Miracles Do Happen

January 05, 1994|By MURRAY SALTZMAN

St. John Chrysostom and St. Augustine, contemporary church fathers of the 4th century, wrote and sermonized about Judaism and the Jewish people. Stunned by the continued viability and attractiveness of Judaism to newly converted Christians, both of these influential contributors to early Christian thought sought to portray Jews as pariahs.

Chrysostom virulently condemned them as ''lustful, rapacious, greedy, perfidious bandits.'' St. Augustine consigned the Jewish people to be history's eternal wanderers as punishment for their refusal to accept Christianity. He suggested that Jewish homelessness and suffering are vindication of Christianity's truth and merit against Judaism and the Jewish people's evil nature.

Vatican recognition of Israel is a long awaited repudiation of these teachings preserved and transmitted by the Roman Catholic Church. For close to 2,000 years the invidious teachings of Chrysostom and Augustine instigated bigotry, humiliation and death-dealing attacks on Jewish people living in Christian lands.

The accord signed with Israel last week is the culmination of a historic reconciliation process initiated by Vatican II. That council, convened by Pope John XXIII, negated the deicide charge which held Jews of all time responsible for the death of Jesus. Step by step the church has cleansed itself of these theological inconsistencies which promoted bigotry, persecution and human degradation instead of love, compassion, reconciliation.

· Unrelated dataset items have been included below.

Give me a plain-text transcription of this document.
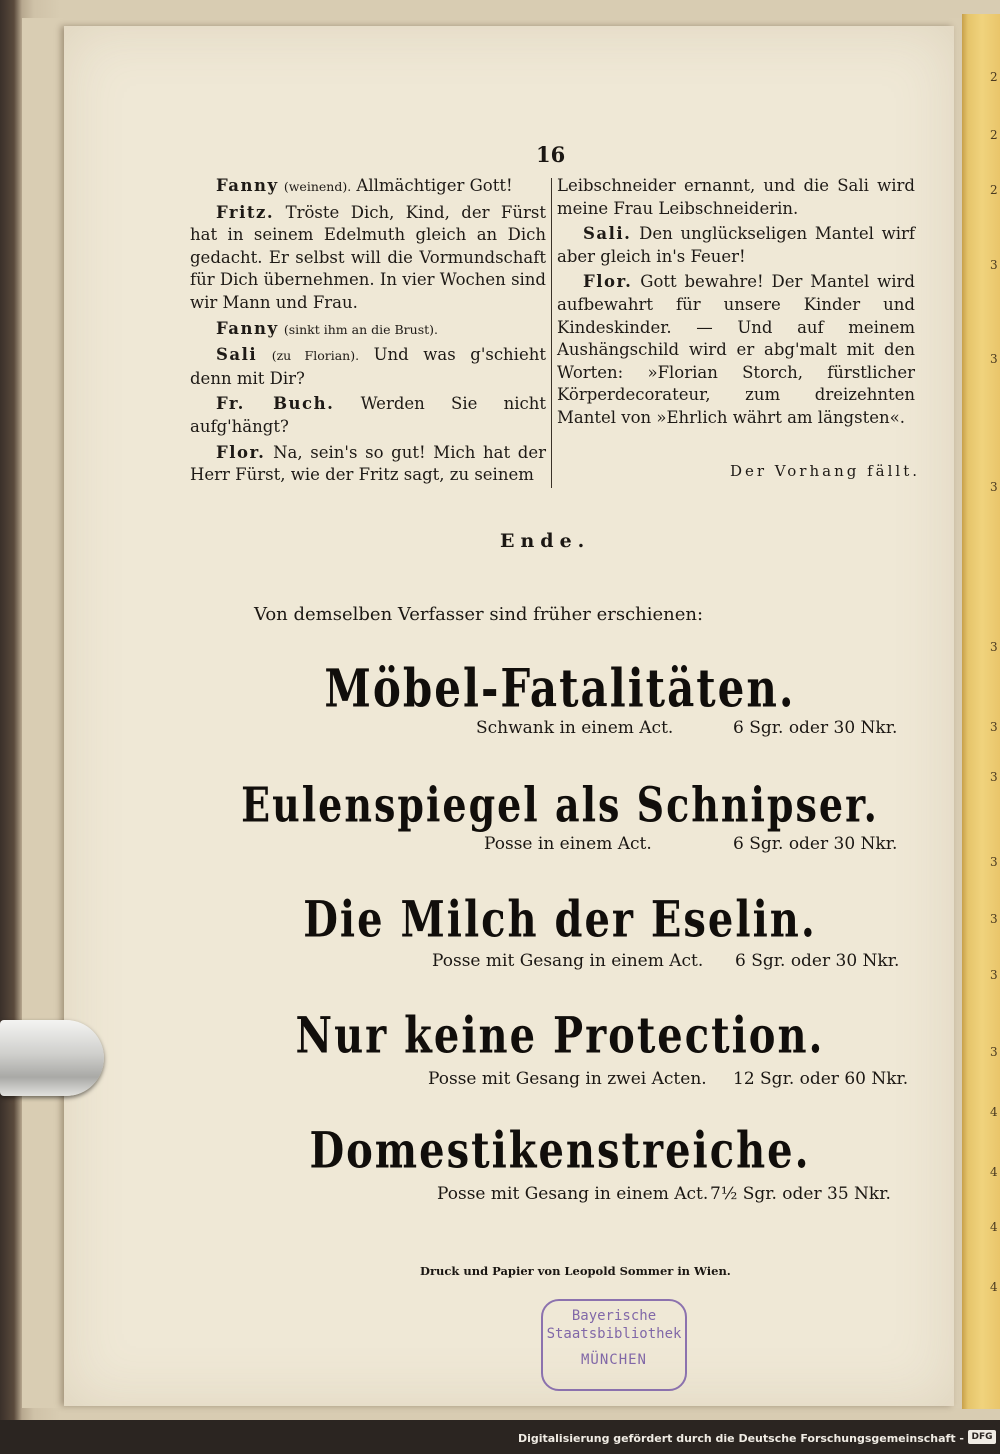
2
2
2
3
3
3
3
3
3
3
3
3
3
4
4
4
4
16

Fanny (weinend). Allmächtiger Gott!

Fritz. Tröste Dich, Kind, der Fürst hat in seinem Edelmuth gleich an Dich gedacht. Er selbst will die Vormundschaft für Dich übernehmen. In vier Wochen sind wir Mann und Frau.

Fanny (sinkt ihm an die Brust).

Sali (zu Florian). Und was g'schieht denn mit Dir?

Fr. Buch. Werden Sie nicht aufg'hängt?

Flor. Na, sein's so gut! Mich hat der Herr Fürst, wie der Fritz sagt, zu seinem

Leibschneider ernannt, und die Sali wird meine Frau Leibschneiderin.

Sali. Den unglückseligen Mantel wirf aber gleich in's Feuer!

Flor. Gott bewahre! Der Mantel wird aufbewahrt für unsere Kinder und Kindeskinder. — Und auf meinem Aushängschild wird er abg'malt mit den Worten: »Florian Storch, fürstlicher Körperdecorateur, zum dreizehnten Mantel von »Ehrlich währt am längsten«.

Der Vorhang fällt.
Ende.
Von demselben Verfasser sind früher erschienen:
Möbel-Fatalitäten.
Schwank in einem Act.	6 Sgr. oder 30 Nkr.
Eulenspiegel als Schnipser.
Posse in einem Act.	6 Sgr. oder 30 Nkr.
Die Milch der Eselin.
Posse mit Gesang in einem Act. 6 Sgr. oder 30 Nkr.
Nur keine Protection.
Posse mit Gesang in zwei Acten. 12 Sgr. oder 60 Nkr.
Domestikenstreiche.
Posse mit Gesang in einem Act. 7½ Sgr. oder 35 Nkr.
Druck und Papier von Leopold Sommer in Wien.
Bayerische
Staatsbibliothek
MÜNCHEN
Digitalisierung gefördert durch die Deutsche Forschungsgemeinschaft - DFG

Now the church has taken a further crucial step in the healing of brothers and sisters, Jews and Christians. By accepting the reality of a Jewish homeland with diplomatic recognition of the state of Israel, the church is faithful to the commitment made in ''Nostra Aetate'' to ''deplore all hatreds, persecutions, display of anti-Semitism leveled at any time or from any source against the Jews.''

There is a further pragmatic ramification to Israel's recognition. The Vatican's initiative at this time also adds to the momentum for peace in the Middle East. The right of Israel to even exist has not been acceptable to the Arab world. In fact, the Arab covenant, still not voided, continues to call for Israel's annihilation. While the Vatican has always recognized Israel's right to exist within secure borders, the failure to extend diplomatic recognition perpetuated a climate of tentativeness, as Israel somehow might go away.

The peace efforts in the Middle East are prompted by the conclusion in the Arab world that this will not happen. Recognition of Israel by the Vatican further strengthens the decision that it is time to pursue a policy that accepts reality and the possibility of peace. The firmness of American recognition of Israel has allowed the U.S. to be an honest broker for peace. So too, the firm resolution of Israel's status in the policies of the Holy See, makes it as well an honest broker for peace.

Finally, all religions gain credibility by this concord between Israel and the Vatican. Over the last 2,000 years the history of religion has been characterized by the making of war and the building of hostile walls dividing human beings. Religious preachments tended to delegitimatize those of differing faith.

If the church can now embrace the Jewish people, and in forgiveness the Jewish people in turn can embrace the Roman Catholic community, each will have made a vital statement about God's infinite love for a diverse humankind.

Then the shameful face of bigotry, in the name of religious exclusivity, can be hopefully transformed. Then the hypocrisy of intolerance will be mitigated by a new vision about God's mysterious presence in all peoples who value human dignity, justice and love. So shall Christianity and Judaism, prayerfully joined by the entire universe of believers and nonbelievers, give new credibility to their own highest aspirations and deepest faith.

Is this not a sign that as one common humanity we can join together for the liberation of God's world as we unite to rescue the hungry, the homeless, the persecuted and the oppressed all over the world? Perhaps, in the new millennium, religions will more justifiably than ever before represent the God of Life and Goodness. Miracles do happen.

Rabbi Saltzman leads the Baltimore Hebrew Congregation.